Introduction
Turkey’s heavily diverse culture inherits elements from Eastern Mediterranean and Central Asian regions, as well as Eastern European and Caucasian traditions. This can be attributed to its unique geographical positioning, lying partly in Asia and partly in Europe. Owing to the same feature, it also becomes inherently vulnerable to earthquakes. The country sits between two huge tectonic plates, Eurasia and Africa/Arabia, which are inexorably grinding into one another. Consequentially, it suffers frequent quakes.
I found a dataset on the earthquakes that occurred in Turkey between 1910 and 2017, which I used for this project.
Tools and Methods
I collected my dataset from Kaggle, an online public data platform.
https://www.kaggle.com/caganseval/earthquake/downloads/earthquake.zip/4
The earthquakes in Turkey have been recorded my several organisations, and a university-based earthquake research centre gathered the data. They prepared this dataset with records of multiple attributes : id, date, time, latitude, longitude, country, city, area, direction, distance, depth, xm, md, richter, mw, ms, mb.
2. Openrefine
The dataset comprised of 24007 records. It registered the magnitude of the earthquakes under 6 columns, namely xm, md, richter, mw, ms, mb. All of these 6 are values that represent different scales and units of quantifying earthquake intensity. I excluded all but Richter which is considered the most commonly used.

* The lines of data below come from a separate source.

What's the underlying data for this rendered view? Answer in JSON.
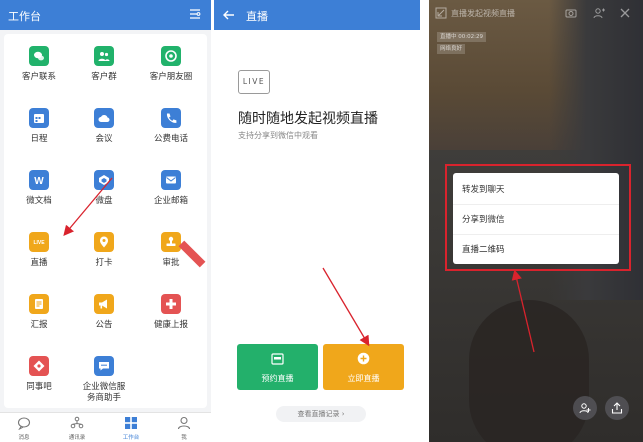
{
  "colors": {
    "header_blue": "#3d7fd6",
    "green": "#23b06b",
    "orange": "#f0a71b",
    "annotation_red": "#d9232d"
  },
  "workbench": {
    "title": "工作台",
    "filter_icon": "filter-icon",
    "apps": [
      {
        "label": "客户联系",
        "icon": "wechat-icon",
        "color": "#21b26b"
      },
      {
        "label": "客户群",
        "icon": "people-icon",
        "color": "#21b26b"
      },
      {
        "label": "客户朋友圈",
        "icon": "moments-icon",
        "color": "#21b26b"
      },
      {
        "label": "日程",
        "icon": "calendar-icon",
        "color": "#3d7fd6"
      },
      {
        "label": "会议",
        "icon": "cloud-icon",
        "color": "#3d7fd6"
      },
      {
        "label": "公费电话",
        "icon": "phone-icon",
        "color": "#3d7fd6"
      },
      {
        "label": "微文档",
        "icon": "document-icon",
        "color": "#3d7fd6"
      },
      {
        "label": "微盘",
        "icon": "drive-icon",
        "color": "#3d7fd6"
      },
      {
        "label": "企业邮箱",
        "icon": "mail-icon",
        "color": "#3d7fd6"
      },
      {
        "label": "直播",
        "icon": "live-icon",
        "color": "#f0a71b",
        "badge": "LIVE"
      },
      {
        "label": "打卡",
        "icon": "location-icon",
        "color": "#f0a71b"
      },
      {
        "label": "审批",
        "icon": "stamp-icon",
        "color": "#f0a71b"
      },
      {
        "label": "汇报",
        "icon": "report-icon",
        "color": "#f0a71b"
      },
      {
        "label": "公告",
        "icon": "megaphone-icon",
        "color": "#f0a71b"
      },
      {
        "label": "健康上报",
        "icon": "health-icon",
        "color": "#e45353"
      },
      {
        "label": "同事吧",
        "icon": "diamond-icon",
        "color": "#e45353"
      },
      {
        "label": "企业微信服务商助手",
        "icon": "chat-icon",
        "color": "#3d7fd6"
      }
    ],
    "tabs": [
      {
        "label": "消息",
        "icon": "message-icon",
        "active": false
      },
      {
        "label": "通讯录",
        "icon": "contacts-icon",
        "active": false
      },
      {
        "label": "工作台",
        "icon": "workbench-icon",
        "active": true
      },
      {
        "label": "我",
        "icon": "profile-icon",
        "active": false
      }
    ]
  },
  "live": {
    "title": "直播",
    "logo": "LIVE",
    "heading": "随时随地发起视频直播",
    "subtitle": "支持分享到微信中观看",
    "appointment_button": "预约直播",
    "start_button": "立即直播",
    "records_link": "查看直播记录 ›"
  },
  "viewer": {
    "title": "直播发起视频直播",
    "status_lines": [
      "直播中 00:02:29",
      "网络良好"
    ],
    "menu": [
      "转发到聊天",
      "分享到微信",
      "直播二维码"
    ]
  }
}
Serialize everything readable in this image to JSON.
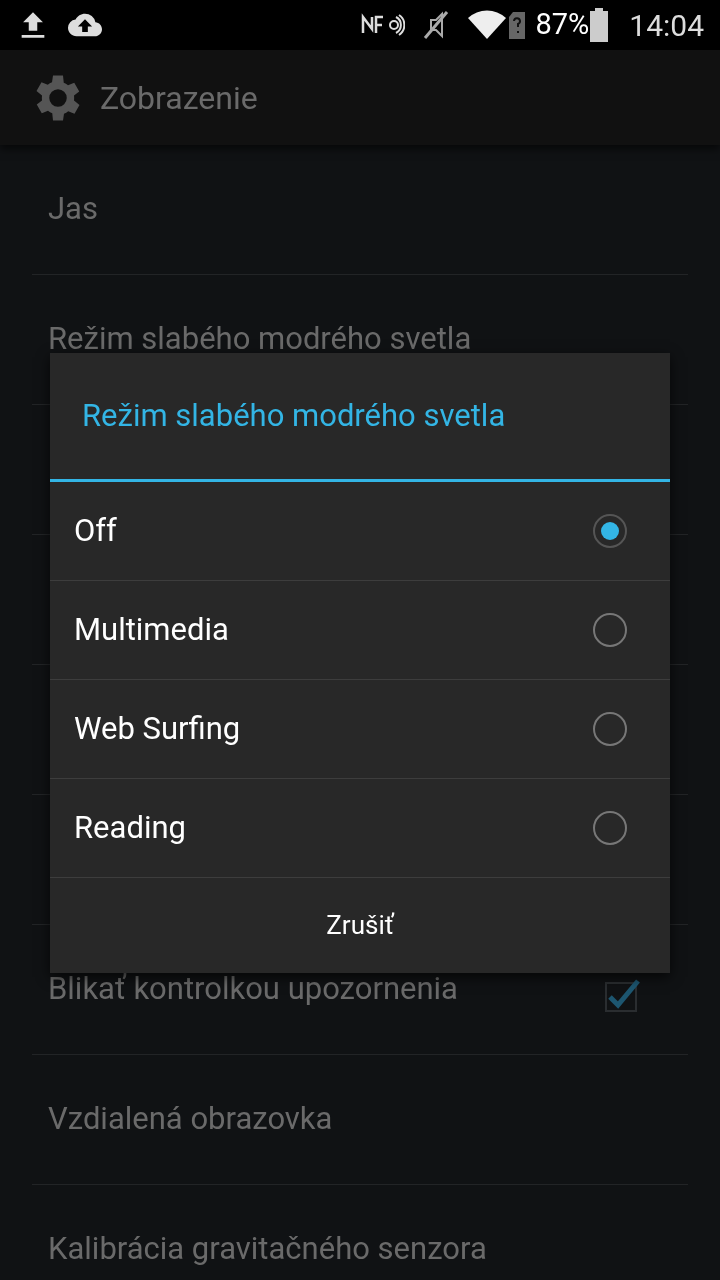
{
  "status_bar": {
    "battery": "87%",
    "time": "14:04"
  },
  "action_bar": {
    "title": "Zobrazenie"
  },
  "settings": [
    {
      "label": "Jas",
      "kind": "plain"
    },
    {
      "label": "Režim slabého modrého svetla",
      "kind": "plain"
    },
    {
      "label": "Blikať kontrolkou upozornenia",
      "kind": "checkbox",
      "checked": true
    },
    {
      "label": "Vzdialená obrazovka",
      "kind": "plain"
    },
    {
      "label": "Kalibrácia gravitačného senzora",
      "kind": "plain"
    }
  ],
  "dialog": {
    "title": "Režim slabého modrého svetla",
    "options": [
      {
        "label": "Off",
        "selected": true
      },
      {
        "label": "Multimedia",
        "selected": false
      },
      {
        "label": "Web Surfing",
        "selected": false
      },
      {
        "label": "Reading",
        "selected": false
      }
    ],
    "cancel": "Zrušiť"
  }
}
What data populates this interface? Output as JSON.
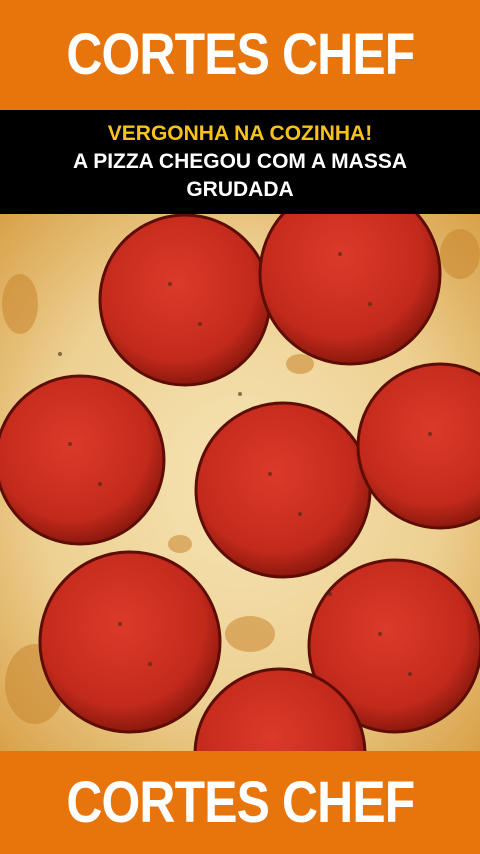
{
  "header": {
    "brand": "CORTES CHEF"
  },
  "headline": {
    "line1": "VERGONHA NA COZINHA!",
    "line2": "A PIZZA CHEGOU COM A MASSA GRUDADA"
  },
  "footer": {
    "brand": "CORTES CHEF"
  },
  "colors": {
    "orange": "#e8740c",
    "yellow": "#f7c21c",
    "black": "#000000",
    "cheese": "#f0d9a0",
    "pepperoni": "#c8281e"
  }
}
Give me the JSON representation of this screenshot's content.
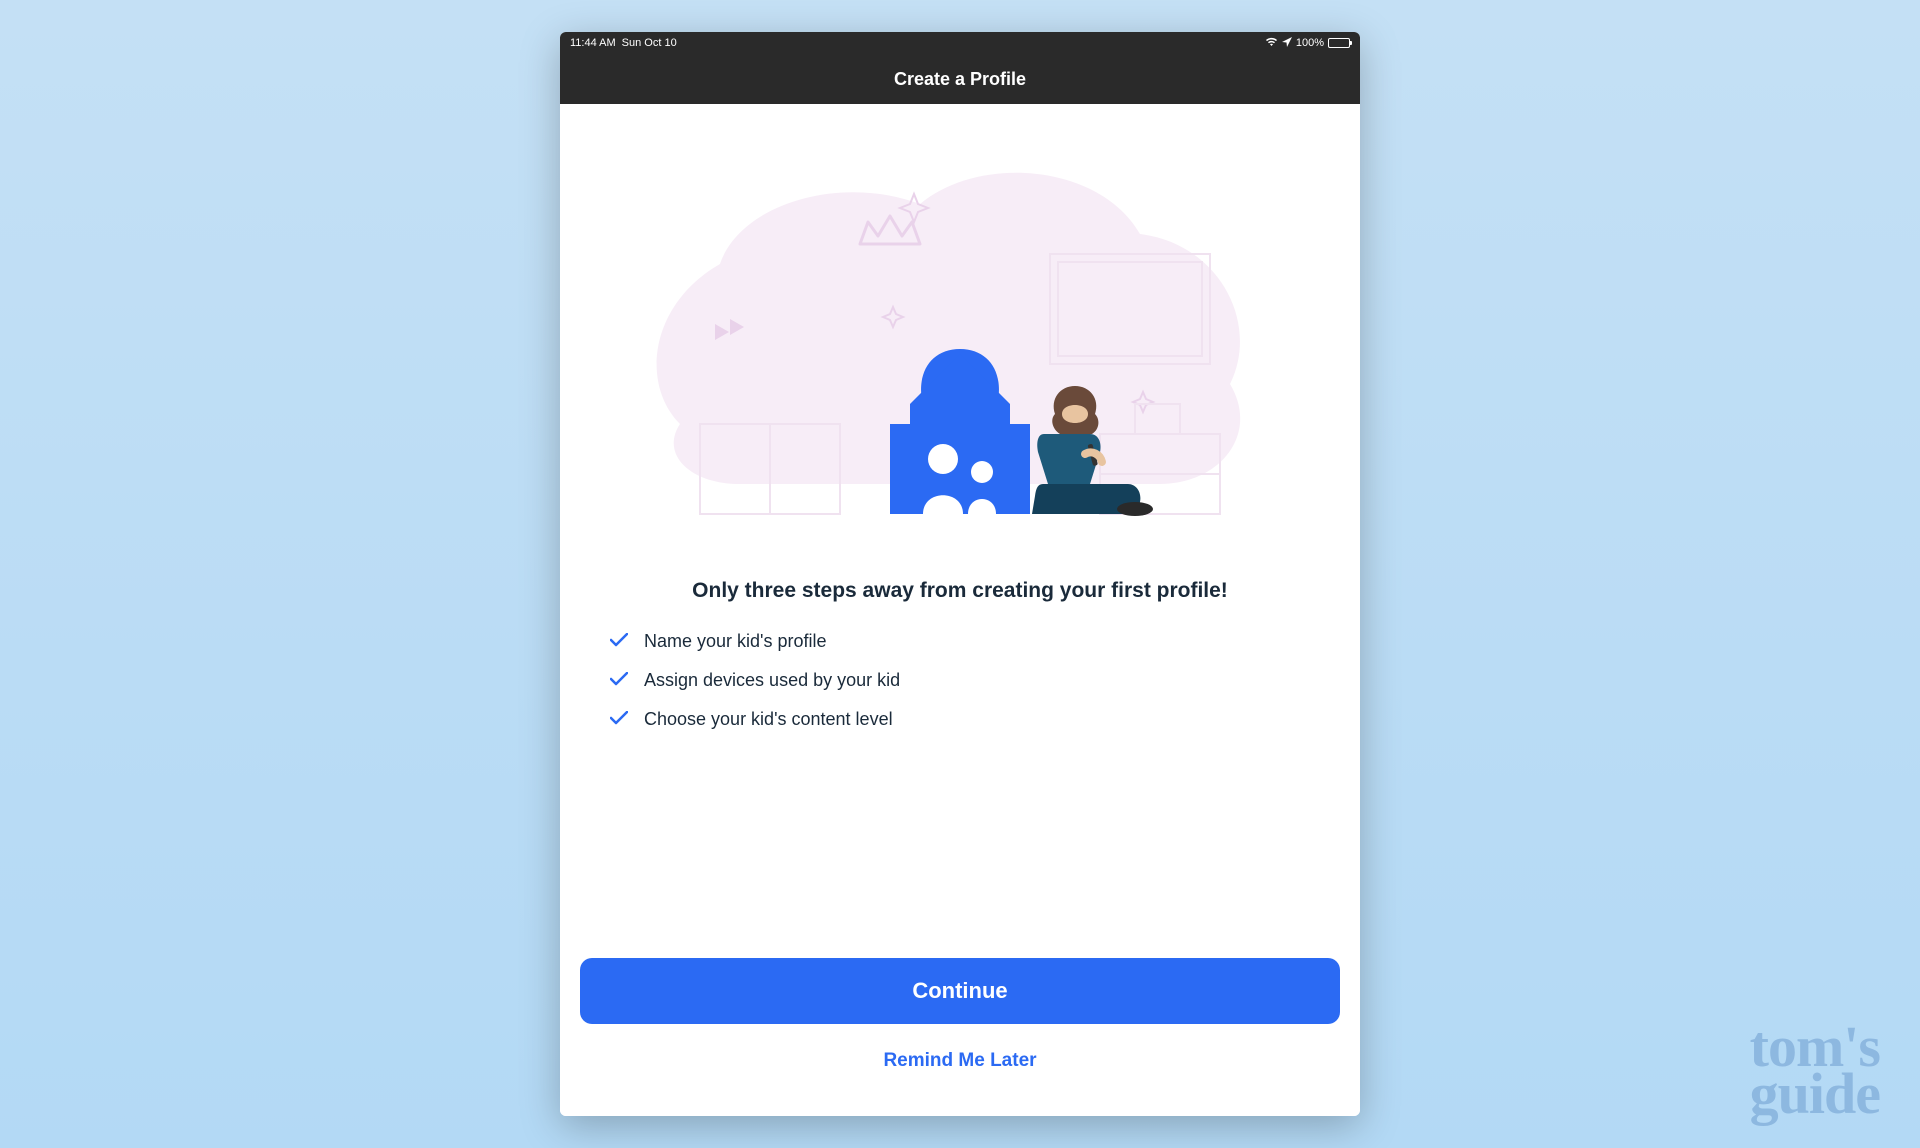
{
  "status": {
    "time": "11:44 AM",
    "date": "Sun Oct 10",
    "battery": "100%"
  },
  "nav": {
    "title": "Create a Profile"
  },
  "main": {
    "headline": "Only three steps away from creating your first profile!",
    "steps": [
      "Name your kid's profile",
      "Assign devices used by your kid",
      "Choose your kid's content level"
    ],
    "primary_button": "Continue",
    "secondary_button": "Remind Me Later"
  },
  "watermark": {
    "line1": "tom's",
    "line2": "guide"
  }
}
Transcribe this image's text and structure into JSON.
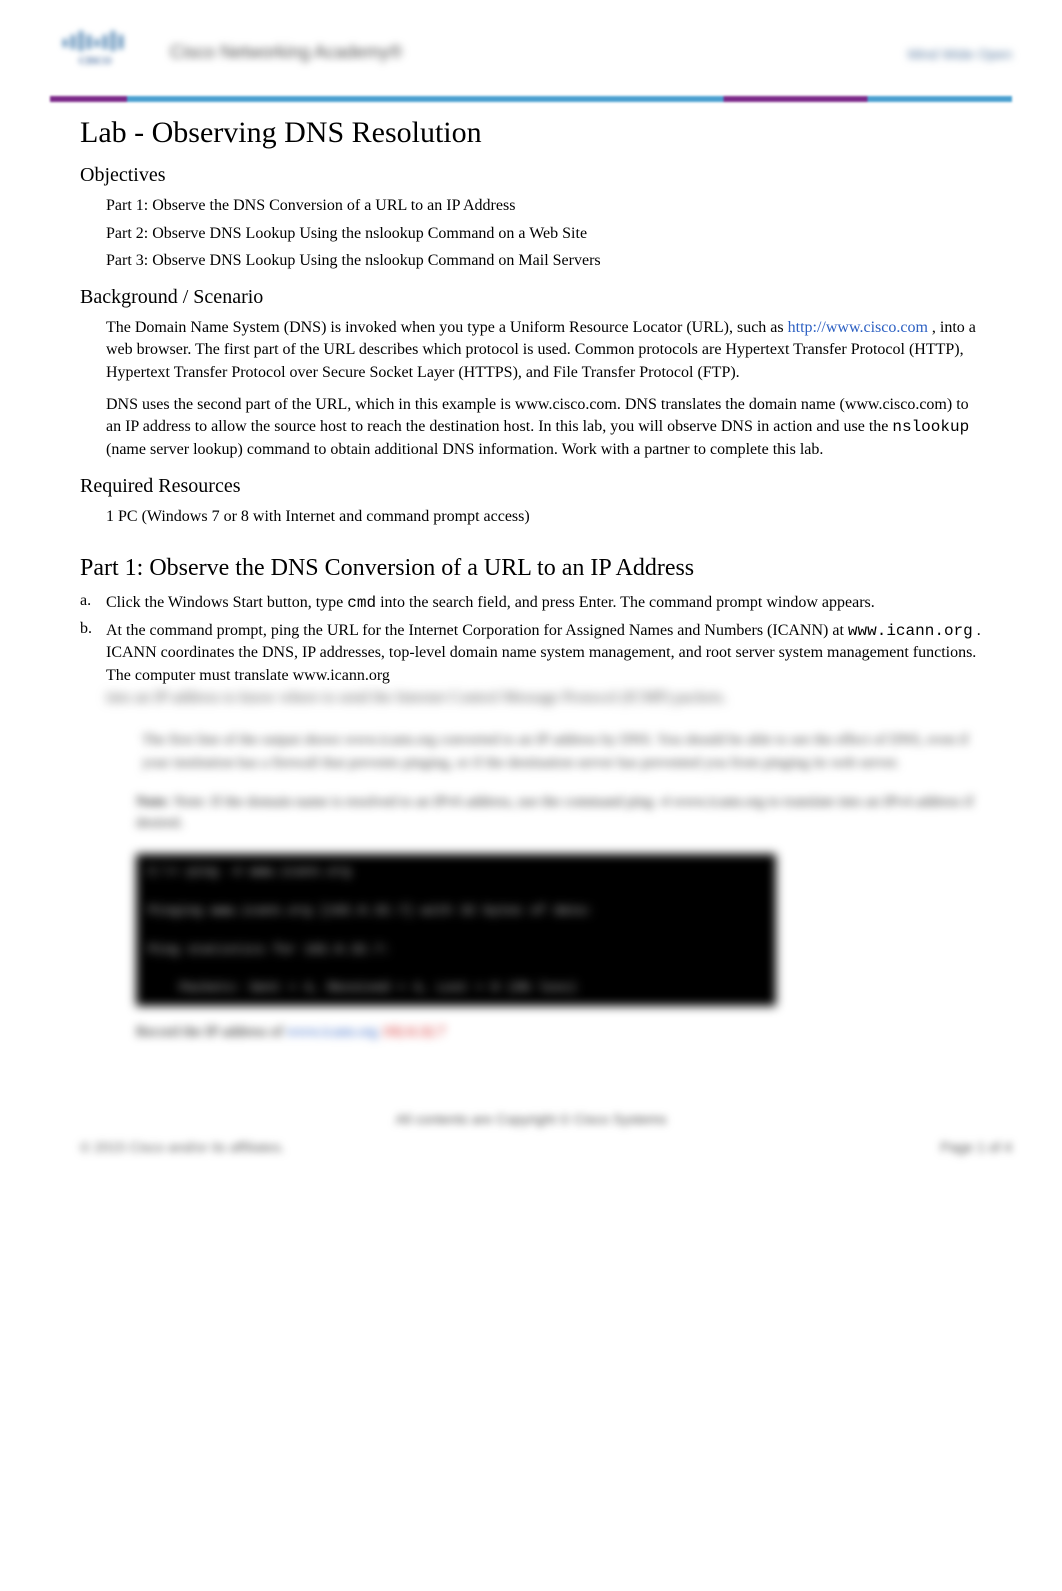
{
  "header": {
    "logo_text": "CISCO",
    "center_text": "Cisco Networking Academy®",
    "right_text": "Mind Wide Open"
  },
  "title": "Lab - Observing DNS Resolution",
  "objectives": {
    "heading": "Objectives",
    "items": [
      "Part 1: Observe the DNS Conversion of a URL to an IP Address",
      "Part 2: Observe DNS Lookup Using the nslookup Command on a Web Site",
      "Part 3: Observe DNS Lookup Using the nslookup Command on Mail Servers"
    ]
  },
  "background": {
    "heading": "Background / Scenario",
    "para1_pre": "The Domain Name System (DNS) is invoked when you type a Uniform Resource Locator (URL), such as ",
    "para1_link": "http://www.cisco.com",
    "para1_post": " , into a web browser. The first part of the URL describes which protocol is used. Common protocols are Hypertext Transfer Protocol (HTTP), Hypertext Transfer Protocol over Secure Socket Layer (HTTPS), and File Transfer Protocol (FTP).",
    "para2_pre": "DNS uses the second part of the URL, which in this example is www.cisco.com. DNS translates the domain name (www.cisco.com) to an IP address to allow the source host to reach the destination host. In this lab, you will observe DNS in action and use the ",
    "para2_cmd": "nslookup",
    "para2_post": " (name server lookup) command to obtain additional DNS information. Work with a partner to complete this lab."
  },
  "resources": {
    "heading": "Required Resources",
    "item": "1 PC (Windows 7 or 8 with Internet and command prompt access)"
  },
  "part1": {
    "heading": "Part 1: Observe the DNS Conversion of a URL to an IP Address",
    "step_a": {
      "letter": "a.",
      "pre": "Click the ",
      "btn": "Windows Start",
      "mid1": " button, type ",
      "cmd": "cmd",
      "mid2": " into the search field,",
      "post": " and press Enter. The command prompt window appears."
    },
    "step_b": {
      "letter": "b.",
      "pre": "At the command prompt, ping the URL for the Internet Corporation for Assigned Names and Numbers (ICANN) at ",
      "cmd": "www.icann.org",
      "post": " . ICANN coordinates the DNS, IP addresses, top-level domain name system management, and root server system management functions. The computer must translate www.icann.org",
      "blurred_tail": "into an IP address to know where to send the Internet Control Message Protocol (ICMP) packets."
    },
    "blur_block_1": "The first line of the output shows www.icann.org converted to an IP address by DNS. You should be able to see the effect of DNS, even if your institution has a firewall that prevents pinging, or if the destination server has prevented you from pinging its web server.",
    "note_block": "Note: If the domain name is resolved to an IPv6 address, use the command ping -4 www.icann.org to translate into an IPv4 address if desired.",
    "terminal_lines": [
      "C:\\> ping -4 www.icann.org",
      "Pinging www.icann.org [192.0.32.7] with 32 bytes of data:",
      "Ping statistics for 192.0.32.7:",
      "    Packets: Sent = 4, Received = 4, Lost = 0 (0% loss)"
    ],
    "answer_pre": "Record the IP address of ",
    "answer_link": "www.icann.org",
    "answer_sep": " ",
    "answer_red": "192.0.32.7"
  },
  "footer": {
    "center": "All contents are Copyright © Cisco Systems",
    "left": "© 2015 Cisco and/or its affiliates.",
    "right": "Page 1 of 4"
  }
}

I used Openrefine, an open source desktop application for data wrangling, to clean the dataset.
A few other things that I revised include the dates, which I clustered into years(more precisely decades), and the blank records, which I removed from the dataset.
The time somehow consistently reflected an hour around midnight. I omitted or clustered all unchanging values. This brought down my record figure to 10062.
3. Numbers
I used this spreadsheet application to further clean the dataset. I grouped all the records under same year range into one. The values cannot be grouped so I used the average to represent the direction, distance, depth, and intensity. This significantly compressed the data.
4. Tableau
I used this interactive data visualisation software to make graphical representations of the data. The software allows user to design charts and graphs based on datasets. Tableau offers functions for mapping, plotting latitude and longitude coordinates, choice of color and type of graphs, and much more. Preparing these graphs revealed certain facts and patterns in the data.
Findings
According to the time stamps, in a very unlikely fashion, all the earthquakes occurred around 12:00 AM. Possibly the research centre chose to record only the ones that occurred in that hour.
https://public.tableau.com/profile/agreya#!/vizhome/EarthquakesinTurkey1910-2017/Dashboard1?publish=yes
I represented the count and intensity of the quakes in the same graph to make apparent their contrasting trends. The frequency of the tremors has clearly increased over the years but their magnitude has dropped considerably. Except, the years between 2000-2017 when it appears to rise again. My choice of colors aims to depict the same : scarlet for the rising and blue for the dropping values.
This chart shows that the patterns of intensity, depth and distance are very similar. When the recorded distance was the largest at 20.70 km, the recorded depth was also the highest at 30.00, and so was the intensity at 4.90. While the intensity remained constant till it dropped to nil between 1960-69, depth and distance values kept consistently dropping till they also reached their lowest in 1970-79.
I used a pie chart to present the average direction of the quakes. It seems like most of the earthquakes spanned across the north-west. While 5,406 earthquakes were found to be directed towards the north-west, only 141 headed west. Second highest record was made in the south-west direction with 3,276, and thereafter the third in south-east with 1,239.
Reflection
The softwares and applications that I learned during this project greatly simplified the process of data cleaning and transforming. They offer many other features which I haven’t used in this project. I would like to explore them .
I played around with a lot of different datasets before I chose this one. There were a few I found rather challenging, and I am going to continue working on simplifying those.
Values like ‘cities’, ‘longitudes’, and ‘latitudes’ are very broad and I would like to work representing them graphically in my future projects.